A tendência para comparar jogadores de décadas diferentes é um erro comum, em que alguns deles por vezes também se envolvem. Maradona e Pelé, por exemplo, digladiam-se há 25 anos, por vezes com a aspereza picaresca dos velhos dos Marretas. Mas até nos dias que correm a competição incontornável entre Ronaldo e Messi desassossega, alimenta paixões cegas, mas também ajuda ao negócio a ascender ao nível da deificação, sempre irracional e alienante.

Eusébio assumiu muito naturalmente e por decreto popular trono e cetro, adotando com o tempo uma postura majestática, levemente despretensiosa. Gosta que o tratem por “King”, observa os súbditos com paternalismo e, durante muito tempo, gozou de uma abrangência que vem agora sendo posta em causa nalguns ajustes de contas com a história, nomeadamente em relação à sua conturbada relação com o Sporting.
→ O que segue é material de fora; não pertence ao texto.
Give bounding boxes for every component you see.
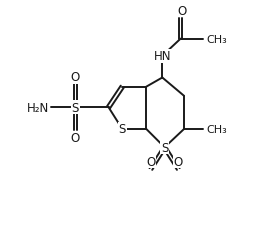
Text: S: S bbox=[119, 123, 126, 136]
Text: O: O bbox=[71, 71, 80, 84]
Text: O: O bbox=[71, 132, 80, 145]
Text: S: S bbox=[72, 101, 79, 114]
Text: O: O bbox=[177, 5, 186, 18]
Text: O: O bbox=[146, 155, 156, 168]
Text: O: O bbox=[174, 155, 183, 168]
Text: HN: HN bbox=[154, 50, 171, 63]
Text: CH₃: CH₃ bbox=[206, 125, 227, 134]
Text: S: S bbox=[161, 141, 168, 154]
Text: CH₃: CH₃ bbox=[206, 34, 227, 44]
Text: H₂N: H₂N bbox=[27, 101, 49, 114]
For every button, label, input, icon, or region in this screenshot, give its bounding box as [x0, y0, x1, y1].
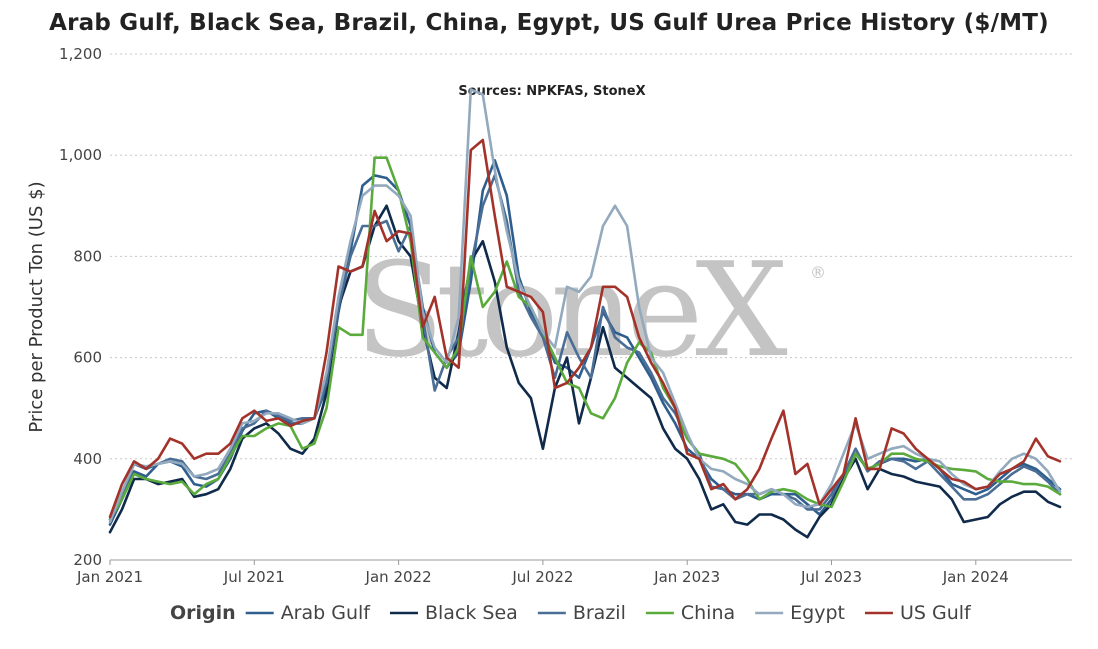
y-tick-label: 1,200: [59, 45, 102, 63]
x-tick-label: Jan 2022: [365, 568, 432, 586]
watermark-registered-mark: ®: [810, 263, 826, 282]
series-line-egypt: [108, 88, 1062, 524]
y-tick-label: 200: [73, 551, 102, 569]
legend-item-egypt[interactable]: Egypt: [790, 602, 845, 624]
y-axis-label: Price per Product Ton (US $): [26, 181, 47, 432]
y-tick-label: 800: [73, 247, 102, 265]
grid-lines: [110, 53, 1072, 561]
series-line-china: [108, 156, 1062, 521]
chart-title: Arab Gulf, Black Sea, Brazil, China, Egy…: [49, 10, 1049, 36]
legend-item-brazil[interactable]: Brazil: [573, 602, 626, 624]
chart-subtitle: Sources: NPKFAS, StoneX: [458, 84, 645, 99]
legend-title: Origin: [170, 602, 236, 624]
legend-item-us-gulf[interactable]: US Gulf: [900, 602, 972, 624]
series-line-us-gulf: [108, 138, 1062, 519]
legend-item-china[interactable]: China: [681, 602, 735, 624]
y-tick-label: 1,000: [59, 146, 102, 164]
series-line-brazil: [108, 174, 1062, 521]
x-tick-label: Jul 2023: [800, 568, 862, 586]
y-axis-ticks: 200 400 600 800 1,000 1,200: [59, 45, 102, 569]
y-tick-label: 600: [73, 349, 102, 367]
legend-item-arab-gulf[interactable]: Arab Gulf: [281, 602, 372, 624]
legend: Origin Arab Gulf Black Sea Brazil China Egyp…: [170, 602, 972, 624]
x-tick-label: Jul 2021: [223, 568, 285, 586]
legend-item-black-sea[interactable]: Black Sea: [425, 602, 518, 624]
x-axis-ticks: Jan 2021 Jul 2021 Jan 2022 Jul 2022 Jan 2023…: [76, 560, 1009, 586]
x-tick-label: Jan 2023: [653, 568, 720, 586]
x-tick-label: Jan 2021: [76, 568, 143, 586]
x-tick-label: Jul 2022: [511, 568, 573, 586]
series-lines: [108, 88, 1062, 539]
x-tick-label: Jan 2024: [942, 568, 1009, 586]
y-tick-label: 400: [73, 450, 102, 468]
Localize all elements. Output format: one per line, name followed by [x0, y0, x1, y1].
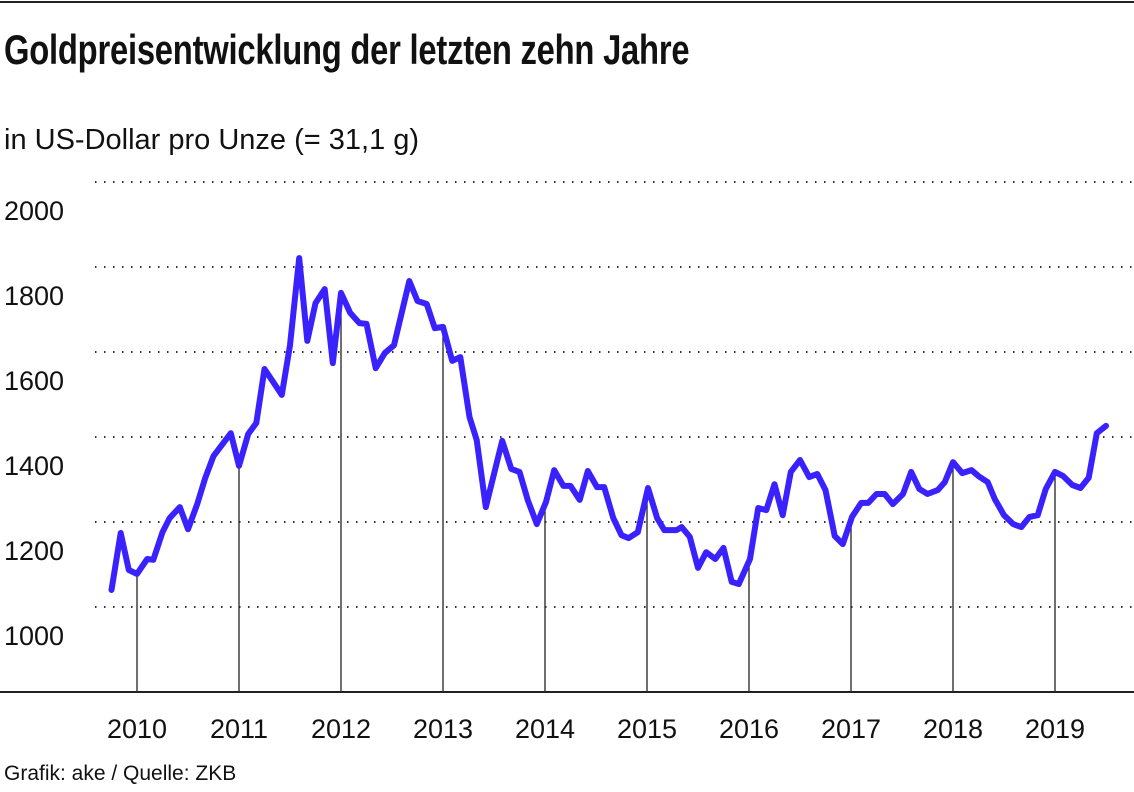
x-tick-label: 2012	[311, 714, 371, 744]
chart-title: Goldpreisentwicklung der letzten zehn Ja…	[4, 26, 690, 73]
x-tick-label: 2011	[210, 714, 268, 744]
x-tick-label: 2018	[923, 714, 983, 744]
x-tick-label: 2015	[617, 714, 677, 744]
y-tick-label: 1400	[4, 451, 64, 481]
chart-subtitle: in US-Dollar pro Unze (= 31,1 g)	[4, 124, 420, 156]
y-tick-label: 1600	[4, 366, 64, 396]
y-tick-label: 1200	[4, 536, 64, 566]
gold-price-line	[108, 255, 1109, 593]
y-tick-label: 2000	[4, 196, 64, 226]
x-tick-label: 2013	[413, 714, 473, 744]
top-rule	[0, 1, 1134, 3]
x-tick-label: 2016	[719, 714, 779, 744]
x-tick-label: 2010	[107, 714, 167, 744]
source-credit: Grafik: ake / Quelle: ZKB	[4, 762, 237, 785]
y-tick-label: 1000	[4, 621, 64, 651]
y-tick-label: 1800	[4, 281, 64, 311]
x-tick-label: 2014	[515, 714, 575, 744]
x-tick-label: 2019	[1025, 714, 1085, 744]
x-tick-label: 2017	[821, 714, 881, 744]
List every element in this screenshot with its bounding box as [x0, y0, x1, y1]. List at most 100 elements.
Mas nunca invejou a projeção de eventuais herdeiros, tal como no seu tempo soubera relativizar o sucesso em função da grandeza de outros, como Di Stéfano ou Bobby Charlton.

Quem com ele tenha convivido algum tempo e nalgumas missões do seu desempenho de embaixador honoris causa deste país guardará a admiração imensa pela capacidade exemplar de partilhar confiança, vontade e bonomia. Vontade de vencer, em particular, que soube sempre transmitir às equipas do Benfica e da Seleção Nacional, por vezes em ambientes da maior descrença.

Tal como acontece em tantas outras áreas da vida pública, o país não tem aproveitado as suas figuras desportivas de referência, ao contrário do que acontece em praticamente todos os países. É um problema estrutural que decorre da baixa formação desportiva dos nossos dirigentes políticos, que também já emanam hoje das claques e do fanatismo emblemático – fazendo-nos prever, sem margem de erro, que o pior ainda estará para vir.

Mas Eusébio tem uma estátua, um torneio e um reconhecimento público que não carece de mais investimento, nem atenções, embora nem sempre tenha sido assim. A reaproximação promovida pelo atual presidente do Benfica veio retirá-lo de um ostracismo social que afeta realmente todos os ídolos de sucessivas gerações, sem condições de resistirem à voragem do tempo, às modas passageiras e aos epifenómenos que abalam ciclicamente os círculos mais mediatizados. E o seu prestígio inabalável nunca necessitou de qualquer retoque, abono ou aditamento, porque representa uma fase da história em que, sem a mediatização dos nossos tempos, a transparência era total e os dirigentes eram sérios e, sobretudo, responsáveis."